Nos enfrentamos a una época
extraordinaria, que requerirá de líderes sindicales extraordinarios y extraordinariamente
preparados, que puedan pararse de tú a tú en una negociación colectiva con los
estamentos gerenciales de las compañías y con las habilidades para encantar y
motivar a más trabajadores a sumarse a sus organizaciones, dejando atrás
temores y desesperanzas aprendidas.
Para finalizar quisiera traerles
a la memoria una película para niños, que creo que muchos habrán visto con sus hijos
o con sus padres los más jóvenes. Y no sería malo volverla a ver, pero con
otros ojos.
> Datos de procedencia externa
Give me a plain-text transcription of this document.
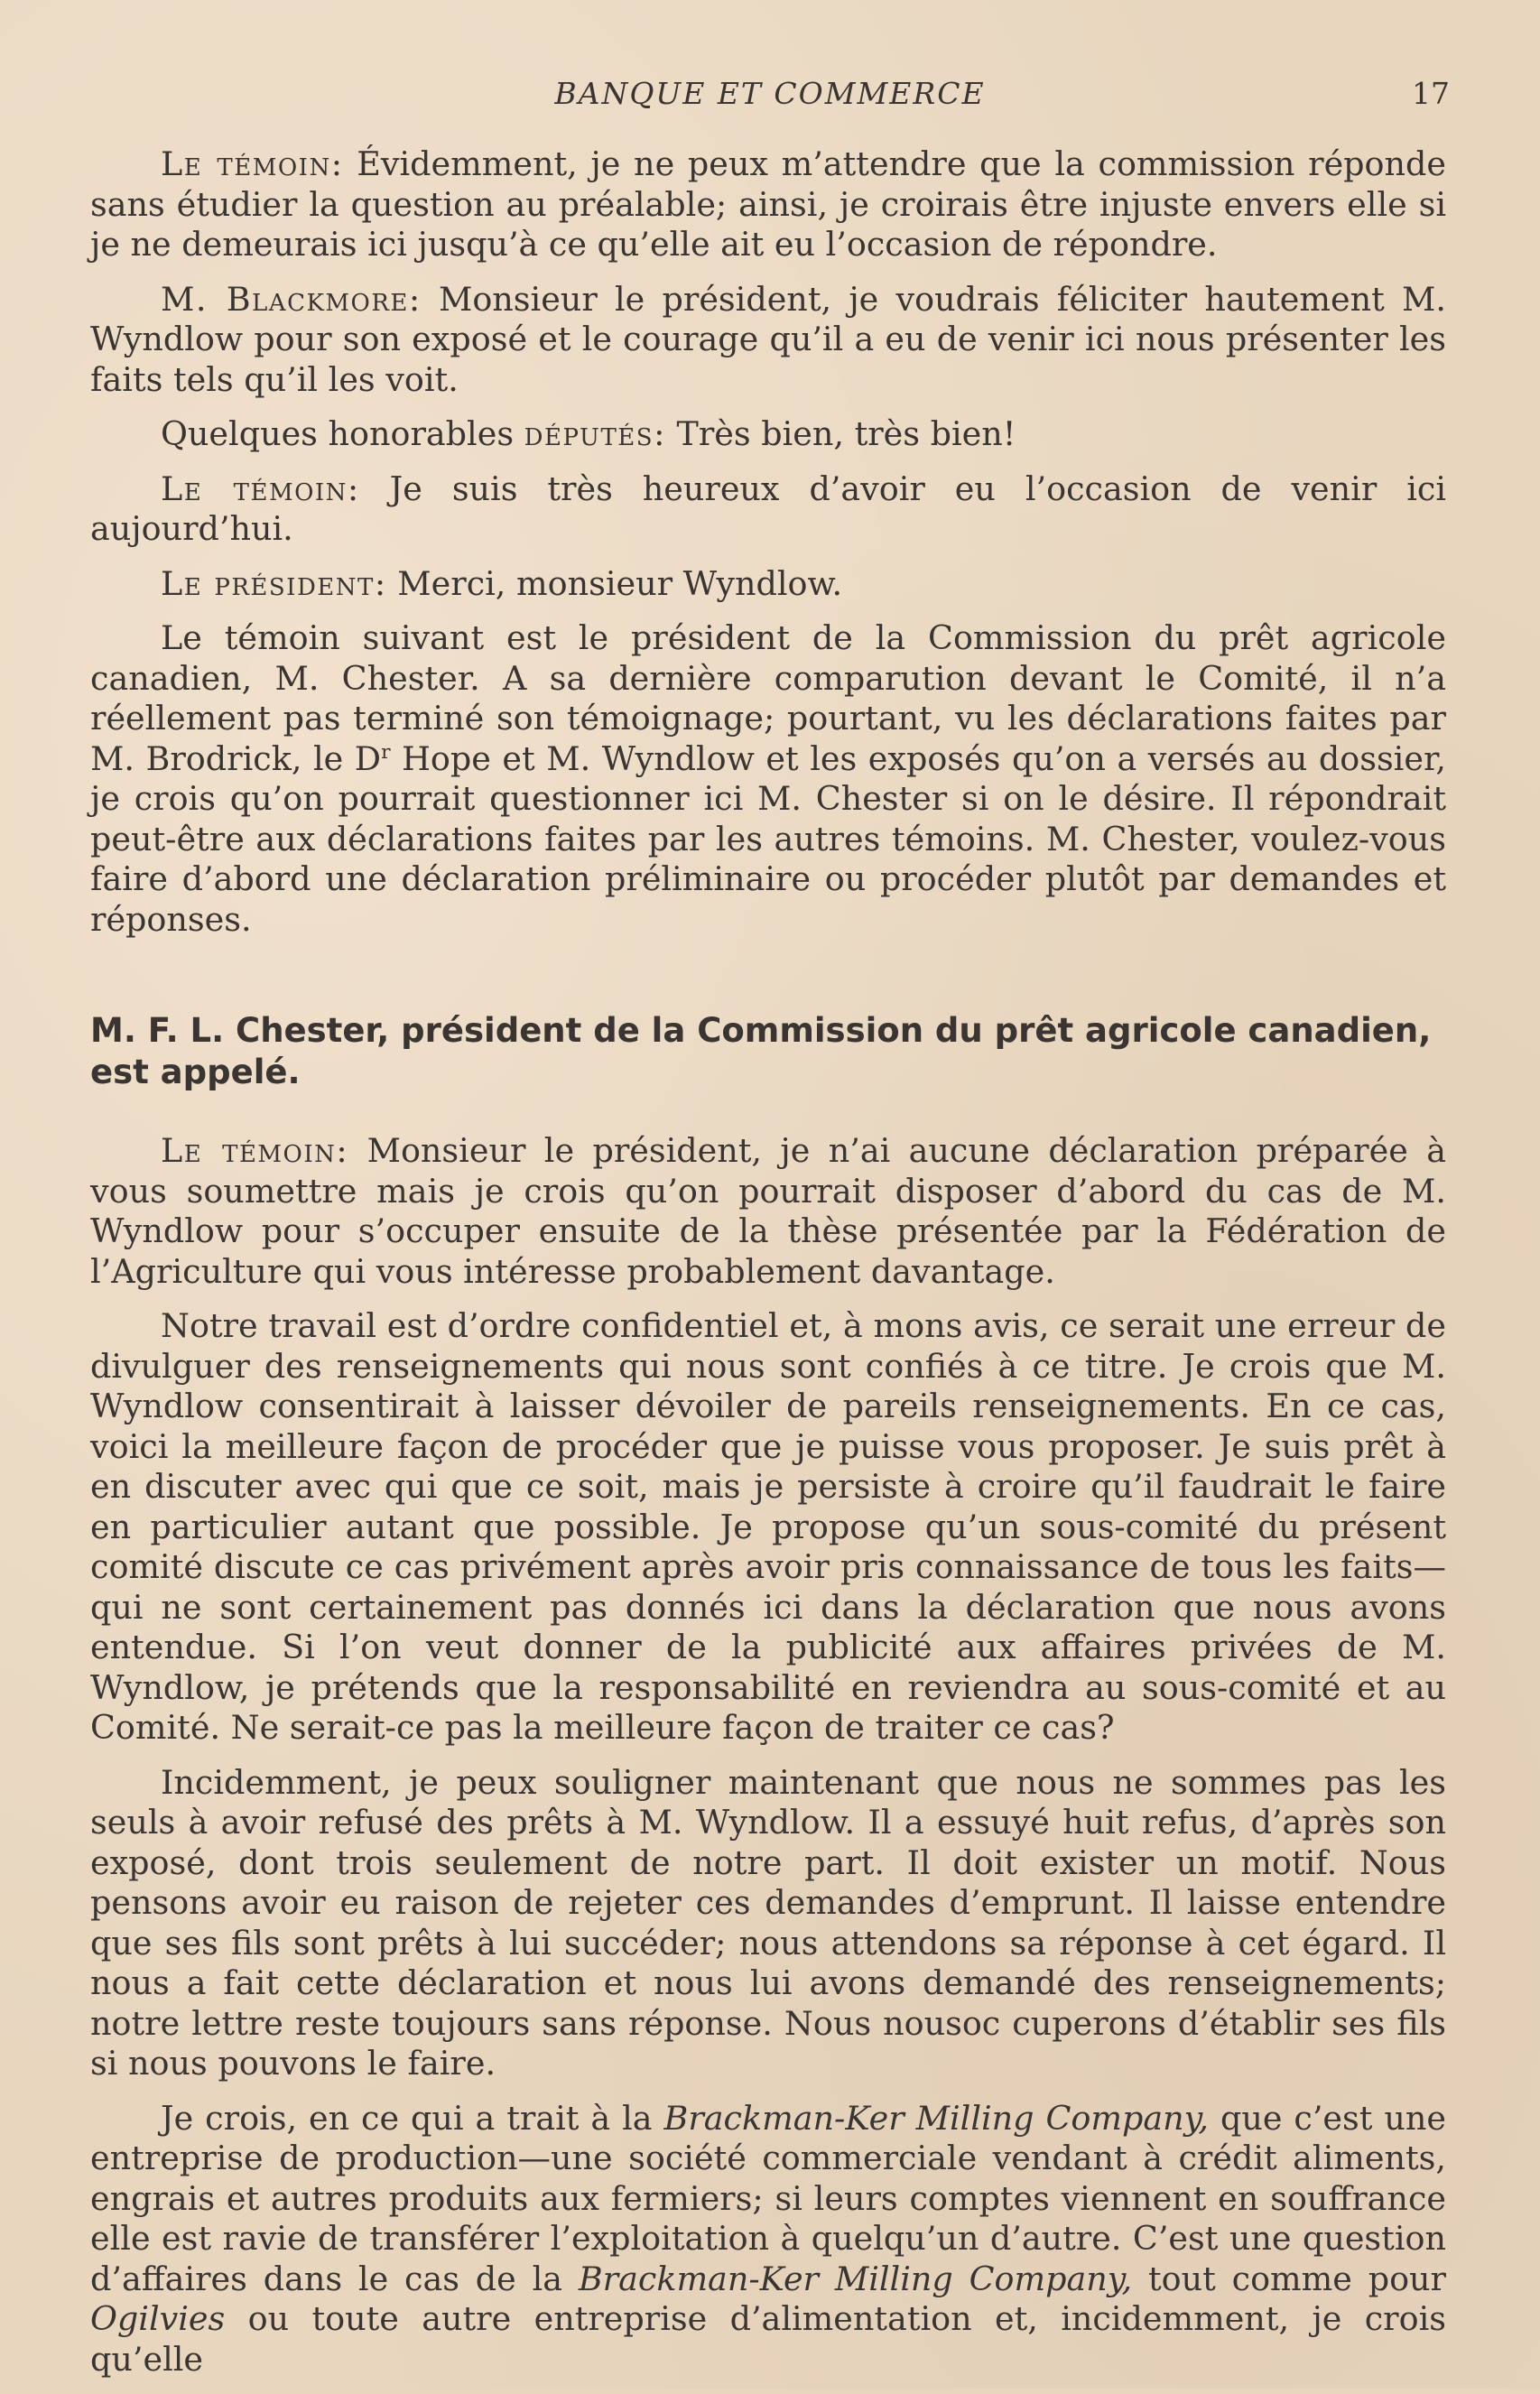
BANQUE ET COMMERCE	17

Le témoin: Évidemment, je ne peux m’attendre que la commission réponde sans étudier la question au préalable; ainsi, je croirais être injuste envers elle si je ne demeurais ici jusqu’à ce qu’elle ait eu l’occasion de répondre.

M. Blackmore: Monsieur le président, je voudrais féliciter hautement M. Wyndlow pour son exposé et le courage qu’il a eu de venir ici nous présenter les faits tels qu’il les voit.

Quelques honorables députés: Très bien, très bien!

Le témoin: Je suis très heureux d’avoir eu l’occasion de venir ici aujourd’hui.

Le président: Merci, monsieur Wyndlow.

Le témoin suivant est le président de la Commission du prêt agricole canadien, M. Chester. A sa dernière comparution devant le Comité, il n’a réellement pas terminé son témoignage; pourtant, vu les déclarations faites par M. Brodrick, le $D^r$ Hope et M. Wyndlow et les exposés qu’on a versés au dossier, je crois qu’on pourrait questionner ici M. Chester si on le désire. Il répondrait peut-être aux déclarations faites par les autres témoins. M. Chester, voulez-vous faire d’abord une déclaration préliminaire ou procéder plutôt par demandes et réponses.

M. F. L. Chester, président de la Commission du prêt agricole canadien, est appelé.

Le témoin: Monsieur le président, je n’ai aucune déclaration préparée à vous soumettre mais je crois qu’on pourrait disposer d’abord du cas de M. Wyndlow pour s’occuper ensuite de la thèse présentée par la Fédération de l’Agriculture qui vous intéresse probablement davantage.

Notre travail est d’ordre confidentiel et, à mons avis, ce serait une erreur de divulguer des renseignements qui nous sont confiés à ce titre. Je crois que M. Wyndlow consentirait à laisser dévoiler de pareils renseignements. En ce cas, voici la meilleure façon de procéder que je puisse vous proposer. Je suis prêt à en discuter avec qui que ce soit, mais je persiste à croire qu’il faudrait le faire en particulier autant que possible. Je propose qu’un sous-comité du présent comité discute ce cas privément après avoir pris connaissance de tous les faits—qui ne sont certainement pas donnés ici dans la déclaration que nous avons entendue. Si l’on veut donner de la publicité aux affaires privées de M. Wyndlow, je prétends que la responsabilité en reviendra au sous-comité et au Comité. Ne serait-ce pas la meilleure façon de traiter ce cas?

Incidemment, je peux souligner maintenant que nous ne sommes pas les seuls à avoir refusé des prêts à M. Wyndlow. Il a essuyé huit refus, d’après son exposé, dont trois seulement de notre part. Il doit exister un motif. Nous pensons avoir eu raison de rejeter ces demandes d’emprunt. Il laisse entendre que ses fils sont prêts à lui succéder; nous attendons sa réponse à cet égard. Il nous a fait cette déclaration et nous lui avons demandé des renseignements; notre lettre reste toujours sans réponse. Nous nousoc cuperons d’établir ses fils si nous pouvons le faire.

Je crois, en ce qui a trait à la Brackman-Ker Milling Company, que c’est une entreprise de production—une société commerciale vendant à crédit aliments, engrais et autres produits aux fermiers; si leurs comptes viennent en souffrance elle est ravie de transférer l’exploitation à quelqu’un d’autre. C’est une question d’affaires dans le cas de la Brackman-Ker Milling Company, tout comme pour Ogilvies ou toute autre entreprise d’alimentation et, incidemment, je crois qu’elle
Me refiero a la película “Bichos”, que es la historia de unas
hormigas atormentadas por los saltamontes que las explotaban robándoles la
comida que juntaban con su trabajo.
De ella quiero rescatar el
siguiente dialogo:
Dice el Saltamontes, -“Las
ideas son muy peligrosas para ustedes, solamente son unas perdedoras, vinieron
a la tierra a servirnos”.
A lo que Flick, la hormiga
protagonista responde – “Te equivocas, […,] estas hormigas han logrado grandes
cosas y año tras año se las han arreglado para cosechar comida para ellas y
ustedes, ¿Cuál? ¿Cuál es la especie más débil? […,] ustedes nos necesitan,
somos más fuertes de lo que ustedes creen y les consta. ¿No es cierto?”.
Yo creo que si es cierto.
Muchas gracias a todas y todos,
por la oportunidad de estudiar con ustedes y conocerlos.